5.    “Issued minority shares” means the number of shares issued by a subsidiary insurance company or subsidiary holding company of a mutual holding company in all minority stock offerings.

6.    “Minority stock offering” means an offering of capital stock by a subsidiary insurance company or subsidiary holding company controlled by a mutual holding company in which less than fifty percent of the voting stock of the subsidiary insurance company or subsidiary holding company is offered and sold under this chapter or chapter 26.1-12.1.

7.    “Mutual company” means a mutual property and casualty insurance company domiciled in this state.

8.    “Mutual holding company” means:

a.    A corporation resulting from a reorganization of a mutual company under chapter 26.1-12.1; or

b.    A domestic corporation surviving or resulting from a merger or consolidation with a corporation that resulted from a reorganization of a mutual insurer under the laws of any other jurisdiction as provided by section 26.1-12.1-03.

9.    “Participating policy” means a policy that grants a holder the right to receive dividends if, as, and when declared by the mutual company.

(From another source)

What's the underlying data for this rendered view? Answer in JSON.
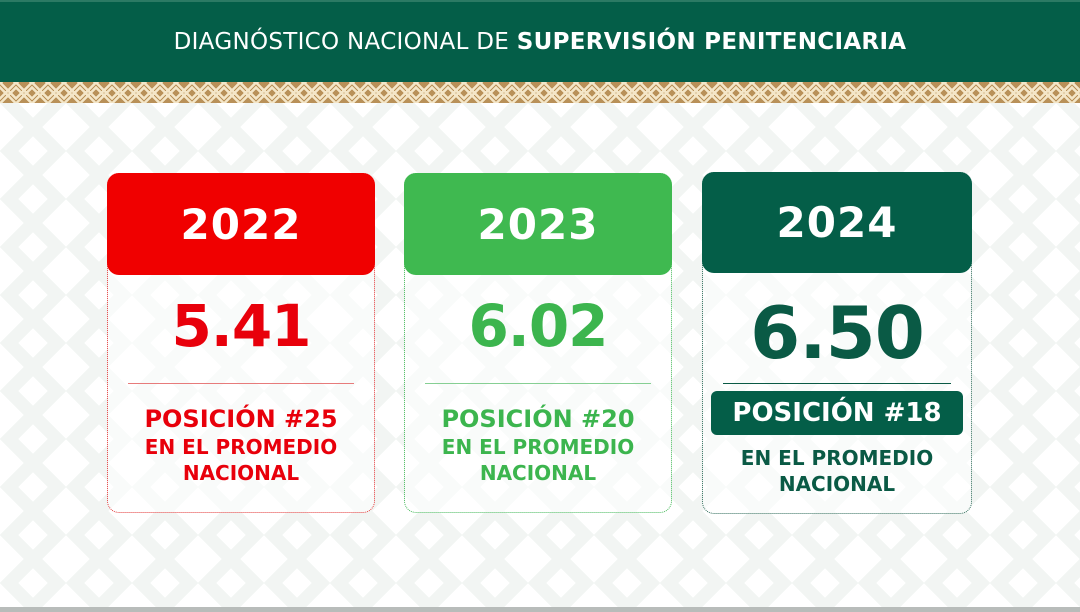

10.    “Plan of conversion” or “plan” means a plan adopted by the governing body of a mutual company or mutual holding company to convert into a stock company or stock insurance holding company in accordance with the requirements of this chapter.

11.    “Policy” means an insurance policy.

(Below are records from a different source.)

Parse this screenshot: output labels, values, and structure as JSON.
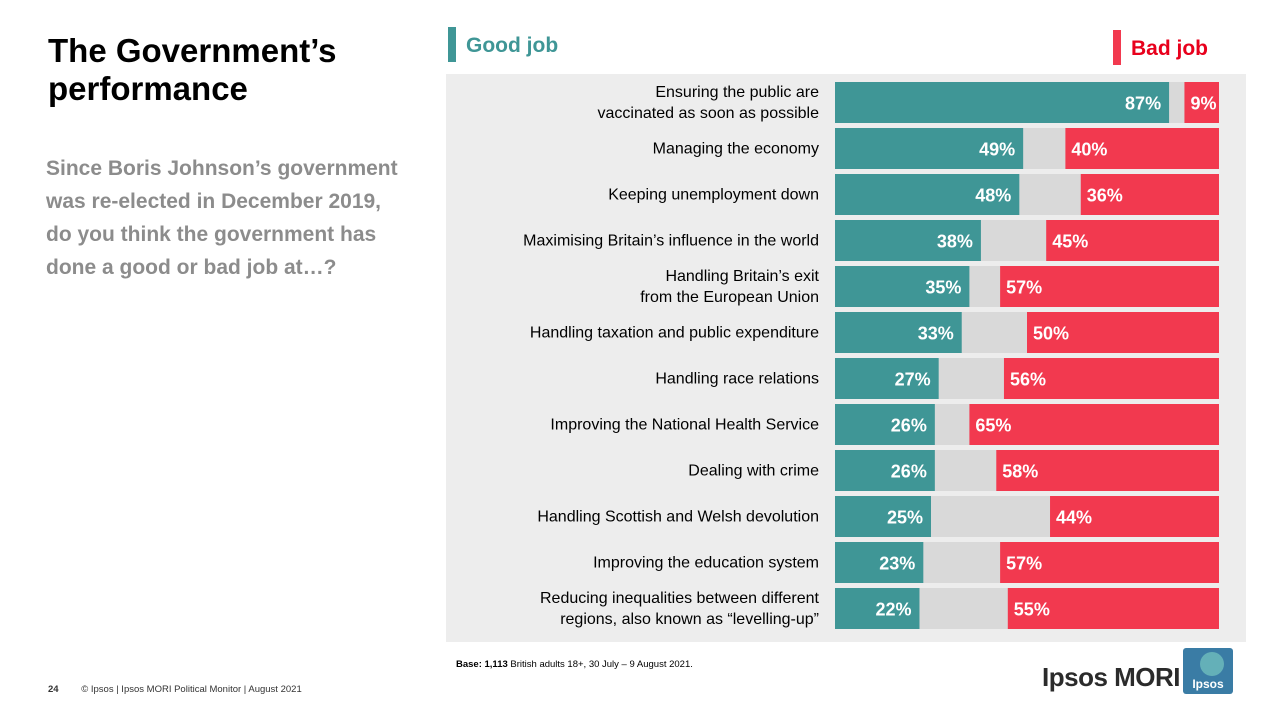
{
  "slide": {
    "title": "The Government’s\nperformance",
    "question": "Since Boris Johnson’s government was re-elected in December 2019, do you think the government has done a good or bad job at…?",
    "base_bold": "Base: 1,113",
    "base_rest": " British adults 18+, 30 July – 9 August 2021.",
    "page_number": "24",
    "footer": "© Ipsos | Ipsos MORI Political Monitor | August 2021",
    "logo_text": "Ipsos MORI",
    "logo_box_text": "Ipsos"
  },
  "colors": {
    "good": "#3f9696",
    "bad": "#f2394f",
    "neither": "#d9d9d9",
    "panel": "#ededed"
  },
  "chart_data": {
    "type": "bar",
    "orientation": "horizontal",
    "stacked": true,
    "unit": "%",
    "legend": {
      "good_label": "Good job",
      "bad_label": "Bad job",
      "placement": "top"
    },
    "categories": [
      [
        "Ensuring the public are",
        "vaccinated as soon as possible"
      ],
      [
        "Managing the economy"
      ],
      [
        "Keeping unemployment down"
      ],
      [
        "Maximising Britain’s influence in the world"
      ],
      [
        "Handling Britain’s exit",
        "from the European Union"
      ],
      [
        "Handling taxation and public expenditure"
      ],
      [
        "Handling race relations"
      ],
      [
        "Improving the National Health Service"
      ],
      [
        "Dealing with crime"
      ],
      [
        "Handling Scottish and Welsh devolution"
      ],
      [
        "Improving the education system"
      ],
      [
        "Reducing inequalities between different",
        "regions, also known as “levelling-up”"
      ]
    ],
    "series": [
      {
        "name": "Good job",
        "values": [
          87,
          49,
          48,
          38,
          35,
          33,
          27,
          26,
          26,
          25,
          23,
          22
        ]
      },
      {
        "name": "Bad job",
        "values": [
          9,
          40,
          36,
          45,
          57,
          50,
          56,
          65,
          58,
          44,
          57,
          55
        ]
      }
    ],
    "xlim": [
      0,
      100
    ]
  }
}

12.    “Standby investor” means any person that has agreed in writing to purchase all or a portion of the capital stock to be sold in a conversion which is not subscribed by eligible members.

13.    “Subscription right” means the nontransferable right to purchase, for a period of not less than forty-five days, the stock of the converted stock company, its proposed subsidiary holding company, or an unaffiliated stock insurance company or other corporation or entity that will acquire the stock of the converted stock company.

14.    “Voting member” means a member who is an eligible member and is also a member of the converting mutual company as of a date not more than ninety days before the date of the meeting at which the plan of conversion must be voted upon by members.